Siksaan itu kadang berlangsung lama, kadang singkat. Kadang hilang setelah aku berjemur, kadang masih nemplok walau aku sudah berjemur. Kadang hilang setelah aku 'bergerak', kadang masih ada walau aku sudah 'bergerak'. Kadang hilang pada pukul sembilan pagi. Kadang hilang pada pukul dua belas siang. Dalam seminggu bisa muncul tiga kali, bahkan lebih.
Lalu aku berpikir; ada yang salah dengan mentalku. Mungkin, karena dulu sensasi selalu muncul di pagi hari, mentalku bisa jadi masih merekam trauma itu. Karena secara fisik aku telah melakukan hal yang benar mulai dari bangun tidur. Sedang sensasi itu seringnya muncul setelah aku mandi pagi dan bersiap berangkat kerja.
Kadang aku sampai ngomel ke diriku sendiri. Kamu ini mau aku nggak kerja? Bla bla bla!
Karenanya mulai memasukan sugesti baru saat meditasi. Sugesti untuk menghilangkan pikiran 'pagi seperti monster bagiku'. Aku sedang dalam tahap melawan hal itu.
Pagi adalah hal yang menyenangkan.
Setiap hariku berjalan menyenangkan dan seperti apa yang aku inginkan.
Anehnya, kalau hari libur, sensasi 'pagi adalah monster' tidak berlaku. Lucu kan? Jadi anggap saja "EVERYDAY IS SUNDAY", kayak kata Joger.
Perjuangan masih belum berakhir!

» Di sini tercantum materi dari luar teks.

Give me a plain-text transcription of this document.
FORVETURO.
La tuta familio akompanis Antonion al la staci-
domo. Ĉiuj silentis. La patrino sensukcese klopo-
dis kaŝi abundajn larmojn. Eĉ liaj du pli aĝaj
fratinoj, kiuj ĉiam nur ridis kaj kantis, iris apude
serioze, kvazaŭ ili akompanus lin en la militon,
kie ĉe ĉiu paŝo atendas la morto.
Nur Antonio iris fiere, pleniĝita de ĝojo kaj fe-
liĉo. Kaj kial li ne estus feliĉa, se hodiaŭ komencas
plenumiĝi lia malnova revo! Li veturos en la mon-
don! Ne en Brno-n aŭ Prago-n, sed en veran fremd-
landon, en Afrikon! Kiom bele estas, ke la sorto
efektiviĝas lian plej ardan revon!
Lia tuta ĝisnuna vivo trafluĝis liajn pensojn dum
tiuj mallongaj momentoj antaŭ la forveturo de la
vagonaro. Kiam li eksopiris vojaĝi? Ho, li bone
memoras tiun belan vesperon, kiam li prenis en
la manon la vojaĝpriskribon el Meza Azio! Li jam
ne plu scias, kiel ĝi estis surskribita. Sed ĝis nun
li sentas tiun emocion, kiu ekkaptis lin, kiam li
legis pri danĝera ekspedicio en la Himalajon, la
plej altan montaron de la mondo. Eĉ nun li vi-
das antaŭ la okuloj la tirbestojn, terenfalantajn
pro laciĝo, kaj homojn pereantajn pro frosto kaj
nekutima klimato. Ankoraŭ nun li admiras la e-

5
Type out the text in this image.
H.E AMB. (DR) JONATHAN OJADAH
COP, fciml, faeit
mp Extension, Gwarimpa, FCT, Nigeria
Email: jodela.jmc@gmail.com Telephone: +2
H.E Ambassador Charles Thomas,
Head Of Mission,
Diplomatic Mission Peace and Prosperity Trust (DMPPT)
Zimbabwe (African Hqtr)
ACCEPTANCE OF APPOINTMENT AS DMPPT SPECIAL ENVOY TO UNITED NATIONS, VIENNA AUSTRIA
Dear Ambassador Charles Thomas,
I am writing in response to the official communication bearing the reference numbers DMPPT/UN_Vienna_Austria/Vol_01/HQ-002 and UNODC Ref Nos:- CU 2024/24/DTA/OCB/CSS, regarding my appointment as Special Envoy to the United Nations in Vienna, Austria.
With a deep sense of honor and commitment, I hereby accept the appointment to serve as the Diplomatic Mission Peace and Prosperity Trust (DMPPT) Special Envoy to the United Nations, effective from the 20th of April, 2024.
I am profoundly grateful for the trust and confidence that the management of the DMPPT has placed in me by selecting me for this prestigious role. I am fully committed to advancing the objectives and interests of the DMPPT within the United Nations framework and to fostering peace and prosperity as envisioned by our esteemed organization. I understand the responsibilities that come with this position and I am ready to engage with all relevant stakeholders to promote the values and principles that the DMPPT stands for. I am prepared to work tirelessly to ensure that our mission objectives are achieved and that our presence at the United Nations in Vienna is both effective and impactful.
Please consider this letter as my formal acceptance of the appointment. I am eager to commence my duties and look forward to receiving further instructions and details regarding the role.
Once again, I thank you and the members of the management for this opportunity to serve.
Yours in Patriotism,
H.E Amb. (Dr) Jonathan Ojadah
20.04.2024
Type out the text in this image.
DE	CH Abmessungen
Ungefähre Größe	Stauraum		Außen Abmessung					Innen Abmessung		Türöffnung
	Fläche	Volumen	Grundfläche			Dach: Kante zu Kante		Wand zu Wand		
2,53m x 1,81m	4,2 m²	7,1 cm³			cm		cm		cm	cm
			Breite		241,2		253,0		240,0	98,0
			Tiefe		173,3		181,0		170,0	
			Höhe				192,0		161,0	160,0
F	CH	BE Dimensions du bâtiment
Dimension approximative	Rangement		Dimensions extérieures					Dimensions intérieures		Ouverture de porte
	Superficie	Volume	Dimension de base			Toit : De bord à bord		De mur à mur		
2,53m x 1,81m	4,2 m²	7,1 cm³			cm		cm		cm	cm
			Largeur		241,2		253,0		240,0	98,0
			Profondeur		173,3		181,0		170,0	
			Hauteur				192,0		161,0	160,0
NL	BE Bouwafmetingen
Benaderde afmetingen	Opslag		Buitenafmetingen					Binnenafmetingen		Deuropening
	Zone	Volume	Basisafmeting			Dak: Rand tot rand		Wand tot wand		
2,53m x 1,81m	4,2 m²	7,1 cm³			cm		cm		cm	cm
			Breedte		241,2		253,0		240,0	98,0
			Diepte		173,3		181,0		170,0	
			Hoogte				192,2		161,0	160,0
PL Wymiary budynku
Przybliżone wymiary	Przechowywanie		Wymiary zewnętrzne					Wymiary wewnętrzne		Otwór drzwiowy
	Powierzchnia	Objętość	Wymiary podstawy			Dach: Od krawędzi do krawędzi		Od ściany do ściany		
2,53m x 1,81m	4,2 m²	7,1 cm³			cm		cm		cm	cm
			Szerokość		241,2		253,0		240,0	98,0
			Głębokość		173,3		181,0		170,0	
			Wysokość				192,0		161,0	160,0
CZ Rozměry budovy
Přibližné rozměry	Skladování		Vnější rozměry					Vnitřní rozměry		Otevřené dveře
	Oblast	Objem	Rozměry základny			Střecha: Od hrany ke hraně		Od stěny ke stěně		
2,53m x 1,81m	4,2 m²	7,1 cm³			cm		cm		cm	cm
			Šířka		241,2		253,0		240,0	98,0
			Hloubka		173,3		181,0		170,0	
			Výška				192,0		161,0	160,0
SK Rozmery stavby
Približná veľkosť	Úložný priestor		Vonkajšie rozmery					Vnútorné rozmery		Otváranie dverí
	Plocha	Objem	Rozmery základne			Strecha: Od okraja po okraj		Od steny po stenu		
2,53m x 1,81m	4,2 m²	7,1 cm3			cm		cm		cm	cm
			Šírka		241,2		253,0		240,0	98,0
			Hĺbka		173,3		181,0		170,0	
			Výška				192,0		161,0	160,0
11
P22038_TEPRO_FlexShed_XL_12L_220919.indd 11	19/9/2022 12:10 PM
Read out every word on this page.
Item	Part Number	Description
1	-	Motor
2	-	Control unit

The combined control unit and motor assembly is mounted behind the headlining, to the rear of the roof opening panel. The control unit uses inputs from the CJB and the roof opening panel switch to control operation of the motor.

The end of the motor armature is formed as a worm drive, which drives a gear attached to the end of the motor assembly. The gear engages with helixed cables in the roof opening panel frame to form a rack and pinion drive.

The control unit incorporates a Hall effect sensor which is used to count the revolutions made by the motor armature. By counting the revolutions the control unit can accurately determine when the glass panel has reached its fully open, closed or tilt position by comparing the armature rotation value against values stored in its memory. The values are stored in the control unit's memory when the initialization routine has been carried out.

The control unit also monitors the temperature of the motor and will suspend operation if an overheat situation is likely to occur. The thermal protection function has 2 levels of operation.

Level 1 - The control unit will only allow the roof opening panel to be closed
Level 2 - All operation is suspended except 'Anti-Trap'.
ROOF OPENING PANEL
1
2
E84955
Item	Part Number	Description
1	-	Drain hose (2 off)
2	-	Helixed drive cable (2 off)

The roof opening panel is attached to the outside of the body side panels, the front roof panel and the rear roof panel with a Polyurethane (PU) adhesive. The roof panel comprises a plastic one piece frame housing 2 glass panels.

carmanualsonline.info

Semangat!!!
Minggu, 09 Oktober 2016.
Mencoba keluar, melawan ketakutan dan berhasil itu membuat ketagihan. Serius!
Minggu lalu aku berhasil mengalahkan ketakutanku. Keluar, nyetir motor sendiri, mengunjungi tempat-tempat wisata di sekitar tempat tinggal. Itu menyenangkan! Dan aku ketagihan.
Minggu lalu, setelah touring, langsung menyusun rencana untuk perjalanan minggu berikutnya. Kami sepakat untuk mengunjungi Candi Kidal.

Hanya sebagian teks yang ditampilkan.